Traumatized children living in Kosovo experienced significant reductions in post-traumatic stress disorder (PTSD) symptoms when treated with a mind-body program according to a new study published in Journal of Clinical Psychiatry (8/12/08. PTSD is an anxiety disorder that can occur in response to traumatic events. Common symptoms include flashbacks, nightmares or difficulty sleeping, feeling emotionally numb, being easily startled and difficulty concentrating.

The mind-body techniques used in the study were developed by the Center for Mind-Body Medicine (CMBM) and included meditation, biofeedback, breathing techniques, guided imagery and self expression. Eighty-two high school students diagnosed with PTSD were included in the three-month long study. Instructors trained in the CMBM program provided 12 sessions, in small educational settings.

Patients in the mind-body group experienced a significant improvement in PTSD symptoms compared to the control group.

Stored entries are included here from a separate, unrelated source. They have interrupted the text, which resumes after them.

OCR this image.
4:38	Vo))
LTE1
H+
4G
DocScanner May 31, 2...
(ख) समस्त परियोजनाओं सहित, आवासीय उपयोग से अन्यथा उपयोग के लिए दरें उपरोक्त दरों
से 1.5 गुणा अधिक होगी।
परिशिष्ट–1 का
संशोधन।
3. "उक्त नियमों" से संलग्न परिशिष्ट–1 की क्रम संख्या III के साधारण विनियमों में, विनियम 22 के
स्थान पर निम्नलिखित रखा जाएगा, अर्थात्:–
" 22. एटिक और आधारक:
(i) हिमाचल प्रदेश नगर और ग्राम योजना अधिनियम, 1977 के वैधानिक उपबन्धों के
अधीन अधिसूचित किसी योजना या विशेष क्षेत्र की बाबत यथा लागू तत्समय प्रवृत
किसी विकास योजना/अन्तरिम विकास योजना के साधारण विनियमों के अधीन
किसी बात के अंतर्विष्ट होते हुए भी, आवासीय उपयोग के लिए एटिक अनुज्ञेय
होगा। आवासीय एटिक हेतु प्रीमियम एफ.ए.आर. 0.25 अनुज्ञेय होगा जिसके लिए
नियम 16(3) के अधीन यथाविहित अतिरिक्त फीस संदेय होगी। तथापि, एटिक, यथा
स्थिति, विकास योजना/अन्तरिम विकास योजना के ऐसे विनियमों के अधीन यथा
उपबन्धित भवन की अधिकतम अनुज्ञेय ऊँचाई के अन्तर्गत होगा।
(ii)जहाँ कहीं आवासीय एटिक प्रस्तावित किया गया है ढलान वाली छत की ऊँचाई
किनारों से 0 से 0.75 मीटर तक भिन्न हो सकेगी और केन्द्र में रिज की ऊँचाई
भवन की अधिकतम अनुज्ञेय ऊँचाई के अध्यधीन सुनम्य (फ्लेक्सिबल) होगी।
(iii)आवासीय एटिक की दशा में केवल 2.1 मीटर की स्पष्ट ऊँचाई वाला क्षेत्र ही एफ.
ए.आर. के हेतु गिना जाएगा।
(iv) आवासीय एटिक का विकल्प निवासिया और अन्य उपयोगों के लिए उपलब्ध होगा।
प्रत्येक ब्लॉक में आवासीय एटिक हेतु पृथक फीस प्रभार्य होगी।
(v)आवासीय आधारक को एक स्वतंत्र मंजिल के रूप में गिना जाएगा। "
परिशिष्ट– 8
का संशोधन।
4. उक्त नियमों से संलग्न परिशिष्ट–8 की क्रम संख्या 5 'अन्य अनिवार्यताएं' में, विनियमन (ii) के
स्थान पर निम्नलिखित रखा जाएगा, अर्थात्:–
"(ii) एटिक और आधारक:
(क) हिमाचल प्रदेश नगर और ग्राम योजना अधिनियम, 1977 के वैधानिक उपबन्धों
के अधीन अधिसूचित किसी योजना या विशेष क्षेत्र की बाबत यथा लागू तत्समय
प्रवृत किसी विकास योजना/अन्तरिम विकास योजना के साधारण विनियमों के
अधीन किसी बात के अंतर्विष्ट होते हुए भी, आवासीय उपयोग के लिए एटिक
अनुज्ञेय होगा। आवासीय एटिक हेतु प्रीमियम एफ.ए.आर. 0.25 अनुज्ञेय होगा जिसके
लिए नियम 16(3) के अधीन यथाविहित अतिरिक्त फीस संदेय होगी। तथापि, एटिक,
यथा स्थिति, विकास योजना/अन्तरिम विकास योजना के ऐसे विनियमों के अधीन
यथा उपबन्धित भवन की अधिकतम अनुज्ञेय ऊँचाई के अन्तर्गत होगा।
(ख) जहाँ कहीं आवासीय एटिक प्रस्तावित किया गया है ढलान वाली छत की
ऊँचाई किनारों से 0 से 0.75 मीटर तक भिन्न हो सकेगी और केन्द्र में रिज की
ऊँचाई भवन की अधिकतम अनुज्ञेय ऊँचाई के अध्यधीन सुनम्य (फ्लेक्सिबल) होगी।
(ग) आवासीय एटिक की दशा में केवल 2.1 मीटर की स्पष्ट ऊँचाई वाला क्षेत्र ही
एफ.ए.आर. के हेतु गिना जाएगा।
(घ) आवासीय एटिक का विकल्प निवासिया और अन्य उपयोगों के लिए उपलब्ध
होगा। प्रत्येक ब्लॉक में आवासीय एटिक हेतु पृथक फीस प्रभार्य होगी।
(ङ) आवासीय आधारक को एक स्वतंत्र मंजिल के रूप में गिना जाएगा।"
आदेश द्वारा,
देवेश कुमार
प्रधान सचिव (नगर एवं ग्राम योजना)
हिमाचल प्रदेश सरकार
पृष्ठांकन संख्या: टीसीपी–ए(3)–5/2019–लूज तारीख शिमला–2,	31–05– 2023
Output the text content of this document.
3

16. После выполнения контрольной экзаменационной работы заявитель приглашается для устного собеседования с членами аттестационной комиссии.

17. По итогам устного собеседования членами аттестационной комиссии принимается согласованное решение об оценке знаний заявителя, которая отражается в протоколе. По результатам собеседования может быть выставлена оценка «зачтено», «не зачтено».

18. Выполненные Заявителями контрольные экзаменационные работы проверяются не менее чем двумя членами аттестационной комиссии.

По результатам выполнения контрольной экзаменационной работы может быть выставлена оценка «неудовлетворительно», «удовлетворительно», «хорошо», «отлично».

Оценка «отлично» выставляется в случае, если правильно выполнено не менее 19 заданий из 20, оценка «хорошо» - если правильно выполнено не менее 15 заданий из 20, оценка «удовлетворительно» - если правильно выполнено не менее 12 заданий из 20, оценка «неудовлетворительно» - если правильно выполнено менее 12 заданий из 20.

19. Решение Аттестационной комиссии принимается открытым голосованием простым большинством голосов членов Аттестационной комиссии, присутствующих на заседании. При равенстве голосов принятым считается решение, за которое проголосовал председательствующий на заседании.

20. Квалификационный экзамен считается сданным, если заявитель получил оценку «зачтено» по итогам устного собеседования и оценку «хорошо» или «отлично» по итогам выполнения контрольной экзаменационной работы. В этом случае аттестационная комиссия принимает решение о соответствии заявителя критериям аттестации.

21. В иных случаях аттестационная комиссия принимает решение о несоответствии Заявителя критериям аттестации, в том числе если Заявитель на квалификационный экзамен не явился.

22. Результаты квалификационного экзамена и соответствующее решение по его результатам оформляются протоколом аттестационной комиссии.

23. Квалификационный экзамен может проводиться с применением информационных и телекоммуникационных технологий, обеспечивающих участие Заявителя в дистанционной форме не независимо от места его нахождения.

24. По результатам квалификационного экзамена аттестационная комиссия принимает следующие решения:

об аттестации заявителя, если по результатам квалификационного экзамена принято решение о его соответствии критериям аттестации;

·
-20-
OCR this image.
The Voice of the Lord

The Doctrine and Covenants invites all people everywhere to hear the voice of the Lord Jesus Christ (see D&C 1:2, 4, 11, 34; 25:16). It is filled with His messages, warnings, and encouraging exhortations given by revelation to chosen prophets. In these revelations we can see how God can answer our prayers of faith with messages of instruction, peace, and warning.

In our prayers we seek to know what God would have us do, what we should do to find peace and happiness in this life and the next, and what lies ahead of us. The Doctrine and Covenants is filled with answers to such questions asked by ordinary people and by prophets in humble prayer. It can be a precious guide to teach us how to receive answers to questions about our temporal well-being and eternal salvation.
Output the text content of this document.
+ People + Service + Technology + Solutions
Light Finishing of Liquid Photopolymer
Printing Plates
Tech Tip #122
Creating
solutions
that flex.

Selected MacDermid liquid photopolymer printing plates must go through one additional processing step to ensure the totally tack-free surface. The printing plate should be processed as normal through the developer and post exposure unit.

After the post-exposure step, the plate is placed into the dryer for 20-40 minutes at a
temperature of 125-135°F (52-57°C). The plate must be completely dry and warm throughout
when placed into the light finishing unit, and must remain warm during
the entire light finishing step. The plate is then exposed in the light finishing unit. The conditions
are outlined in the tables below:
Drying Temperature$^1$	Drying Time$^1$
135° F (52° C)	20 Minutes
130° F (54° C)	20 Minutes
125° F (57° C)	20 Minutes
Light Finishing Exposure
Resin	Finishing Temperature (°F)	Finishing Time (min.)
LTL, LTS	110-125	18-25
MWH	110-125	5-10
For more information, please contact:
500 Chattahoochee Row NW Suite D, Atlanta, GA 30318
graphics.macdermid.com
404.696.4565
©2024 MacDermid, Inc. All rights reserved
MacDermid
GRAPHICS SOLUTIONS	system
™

The number of children with PTSD symptoms decreased from 100 percent to 18 percent by the end of the study. The techniques reduced stress and symptoms of withdrawal, as well as decreased the frequency of flashbacks and nightmares. The effects were maintained three months after the study.

This mind-body technique is currently being used to treat people in Israel and Gaza who are traumatized by war, as well as those traumatized by Hurricane Katrina in southern Louisiana. It is also used to treat depression in the United States and has been added to a stress reduction program in several U.S. medical schools.

The study, published in the Journal of Clinical Psychiatry represents the first randomized controlled trial of any intervention in war-traumatized children.